PROUD pupils shared the honours in an annual prize aimed at showing how the Holocaust can teach us about today’s society.

Two schools shared the top honours in this year’s Dora Love Prize which tasked students with linking learning about the Holocaust with today’s society.

Colchester Royal Grammar and Saxmundham Free School in Suffolk won the Dora Love Prize.

The competition was founded in the name of the Holocaust survivor who lived in Colchester.

Much of her life was spent raising awareness about the dangers of intolerance and discrimination.

All of the pupils were presented with £250 by Holocaust survivor, and competition patron, Frank Bright. The grammar school students produced three films with Holocaust survivors and developed an audio book about Islamophobia plus pieces of music and art.

The students from Saxmundham designed a board game, plotting the journey of a refugee, which included checkpoints providing information about their daily struggles.

A website was also developed and social media app Instagram was to spread a message of tolerance.

The board game has since attracted the interest of the National Migration Museum in London.

Professor Rainer Schulze, who launched Holocaust Memorial Week at Essex University, said: “All projects submitted to the Dora Love Prize were of such a high standard our panel of judges found it really difficult to decide on a winner.

“In my view, all projects are winners.

“All schools shared their projects in their school assemblies, with local primary schools and other groups in their community, doing exactly what the Dora Love Prize is about - standing up against discrimination and hatred, speaking out and working for a world where everyone is accepted and respected as a fellow human being.”

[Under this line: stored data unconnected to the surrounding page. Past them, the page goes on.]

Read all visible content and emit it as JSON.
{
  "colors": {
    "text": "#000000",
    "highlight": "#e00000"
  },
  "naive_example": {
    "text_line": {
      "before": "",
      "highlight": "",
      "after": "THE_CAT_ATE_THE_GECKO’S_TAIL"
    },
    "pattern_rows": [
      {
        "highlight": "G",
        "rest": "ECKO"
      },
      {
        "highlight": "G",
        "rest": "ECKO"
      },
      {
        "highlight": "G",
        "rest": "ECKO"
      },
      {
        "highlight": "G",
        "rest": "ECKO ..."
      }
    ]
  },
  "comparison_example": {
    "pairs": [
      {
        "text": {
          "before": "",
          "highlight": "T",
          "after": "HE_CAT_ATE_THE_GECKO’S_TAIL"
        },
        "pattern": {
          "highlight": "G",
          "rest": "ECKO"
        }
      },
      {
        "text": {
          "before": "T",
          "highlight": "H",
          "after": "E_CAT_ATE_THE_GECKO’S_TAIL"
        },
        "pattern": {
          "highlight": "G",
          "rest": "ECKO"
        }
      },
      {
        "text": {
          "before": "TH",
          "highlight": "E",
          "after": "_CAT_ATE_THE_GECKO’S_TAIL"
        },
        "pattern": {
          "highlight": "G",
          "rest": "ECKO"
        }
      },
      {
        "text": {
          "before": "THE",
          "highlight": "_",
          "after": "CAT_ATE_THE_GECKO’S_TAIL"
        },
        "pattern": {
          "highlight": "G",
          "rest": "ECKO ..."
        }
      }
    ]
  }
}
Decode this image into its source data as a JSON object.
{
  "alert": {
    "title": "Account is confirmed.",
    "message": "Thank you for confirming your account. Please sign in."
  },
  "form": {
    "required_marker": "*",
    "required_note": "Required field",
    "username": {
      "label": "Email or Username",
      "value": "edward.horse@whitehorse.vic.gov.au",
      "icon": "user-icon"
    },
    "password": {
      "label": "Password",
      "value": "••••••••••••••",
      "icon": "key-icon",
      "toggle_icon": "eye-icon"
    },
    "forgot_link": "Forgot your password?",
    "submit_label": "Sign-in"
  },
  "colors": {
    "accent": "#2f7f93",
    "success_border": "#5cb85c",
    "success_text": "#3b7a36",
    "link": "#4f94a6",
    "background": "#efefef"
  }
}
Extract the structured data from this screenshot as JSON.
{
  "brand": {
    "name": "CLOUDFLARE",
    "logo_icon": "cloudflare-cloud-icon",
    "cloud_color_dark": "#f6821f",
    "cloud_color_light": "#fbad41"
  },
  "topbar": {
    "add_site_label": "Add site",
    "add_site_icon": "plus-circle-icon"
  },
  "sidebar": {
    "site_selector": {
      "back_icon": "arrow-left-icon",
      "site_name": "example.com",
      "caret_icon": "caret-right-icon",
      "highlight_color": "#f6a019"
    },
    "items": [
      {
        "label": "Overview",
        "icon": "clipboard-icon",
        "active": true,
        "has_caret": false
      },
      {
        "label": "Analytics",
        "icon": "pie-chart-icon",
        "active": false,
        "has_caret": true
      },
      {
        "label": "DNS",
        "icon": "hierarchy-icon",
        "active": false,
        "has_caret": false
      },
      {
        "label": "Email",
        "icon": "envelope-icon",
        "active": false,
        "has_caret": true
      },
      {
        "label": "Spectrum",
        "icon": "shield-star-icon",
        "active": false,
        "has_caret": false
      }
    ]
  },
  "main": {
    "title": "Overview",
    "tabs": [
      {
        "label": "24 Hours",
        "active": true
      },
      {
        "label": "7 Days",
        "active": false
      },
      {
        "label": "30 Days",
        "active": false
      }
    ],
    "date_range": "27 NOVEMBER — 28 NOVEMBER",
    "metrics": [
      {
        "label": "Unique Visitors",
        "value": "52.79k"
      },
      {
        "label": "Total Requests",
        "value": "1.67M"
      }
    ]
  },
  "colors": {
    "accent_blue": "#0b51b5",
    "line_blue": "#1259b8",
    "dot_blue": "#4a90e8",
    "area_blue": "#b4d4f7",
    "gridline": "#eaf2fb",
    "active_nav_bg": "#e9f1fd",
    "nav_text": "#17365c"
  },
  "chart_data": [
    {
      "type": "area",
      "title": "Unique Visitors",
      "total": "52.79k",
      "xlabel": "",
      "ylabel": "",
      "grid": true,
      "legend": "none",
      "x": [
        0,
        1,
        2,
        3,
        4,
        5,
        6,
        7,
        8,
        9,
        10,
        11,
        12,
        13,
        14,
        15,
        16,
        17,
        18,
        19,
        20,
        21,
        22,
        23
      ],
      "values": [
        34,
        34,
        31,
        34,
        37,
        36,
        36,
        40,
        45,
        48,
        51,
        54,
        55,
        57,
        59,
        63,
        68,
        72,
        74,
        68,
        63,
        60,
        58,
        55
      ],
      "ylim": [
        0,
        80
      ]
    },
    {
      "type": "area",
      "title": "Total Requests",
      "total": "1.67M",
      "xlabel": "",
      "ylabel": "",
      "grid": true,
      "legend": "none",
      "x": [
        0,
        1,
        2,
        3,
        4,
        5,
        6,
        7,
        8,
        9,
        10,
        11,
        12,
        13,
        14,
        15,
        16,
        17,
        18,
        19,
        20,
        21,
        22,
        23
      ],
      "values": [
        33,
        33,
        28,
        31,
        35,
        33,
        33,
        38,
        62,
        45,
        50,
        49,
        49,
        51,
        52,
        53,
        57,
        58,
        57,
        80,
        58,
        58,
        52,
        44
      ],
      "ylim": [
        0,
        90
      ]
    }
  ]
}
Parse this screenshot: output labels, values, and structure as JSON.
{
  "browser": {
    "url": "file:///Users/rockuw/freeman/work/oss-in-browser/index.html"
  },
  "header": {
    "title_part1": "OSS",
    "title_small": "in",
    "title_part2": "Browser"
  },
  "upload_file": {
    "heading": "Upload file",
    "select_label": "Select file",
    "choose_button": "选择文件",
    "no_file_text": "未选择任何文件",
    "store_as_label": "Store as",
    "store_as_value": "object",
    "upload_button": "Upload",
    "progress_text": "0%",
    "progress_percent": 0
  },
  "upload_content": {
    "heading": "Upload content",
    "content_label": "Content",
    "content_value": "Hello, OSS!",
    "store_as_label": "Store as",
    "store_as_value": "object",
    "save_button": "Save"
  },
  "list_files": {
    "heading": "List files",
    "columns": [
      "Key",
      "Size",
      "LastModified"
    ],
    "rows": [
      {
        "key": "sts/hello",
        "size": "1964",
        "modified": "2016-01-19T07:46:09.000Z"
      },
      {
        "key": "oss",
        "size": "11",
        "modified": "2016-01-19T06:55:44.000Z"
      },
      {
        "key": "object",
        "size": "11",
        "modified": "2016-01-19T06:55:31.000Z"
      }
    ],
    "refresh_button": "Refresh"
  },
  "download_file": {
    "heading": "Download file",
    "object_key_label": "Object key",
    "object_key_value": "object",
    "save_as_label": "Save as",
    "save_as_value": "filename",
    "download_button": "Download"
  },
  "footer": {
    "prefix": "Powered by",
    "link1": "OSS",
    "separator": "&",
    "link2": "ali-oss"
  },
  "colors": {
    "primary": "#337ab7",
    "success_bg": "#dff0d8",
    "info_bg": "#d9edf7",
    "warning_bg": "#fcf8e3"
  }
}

Mr Bright, 90, listened to 13 schools’ projects alongside a panel of judges which included the Gilberd School and Philip Morant.

Schools across Essex and Suffolk were involved in the prize and worked with their feeder primary schools on projects to remember the Holocaust.

Entries included music, dance, video, displays, presentations, websites, and social media-drive concepts - all on the theme of Torn from Home.

Guest of honour Mr Bright has been patron of the annual competition since it was set up in 2013.

As a young boy, he was sent to Auschwitz, where both of his parents were killed.

He came to Britain as an orphan after his liberation, and featured in the BBC 2 documentary the Last Survivors.

But hundreds of pupils will be familiar with his story as he regularly visits schools across the county educating young people on the atrocities of the Holocaust.

The other entrants included Boswells School, East Bergholt High, Northgate High, Ormiston Denes Academy and Ormiston Rivers Academy.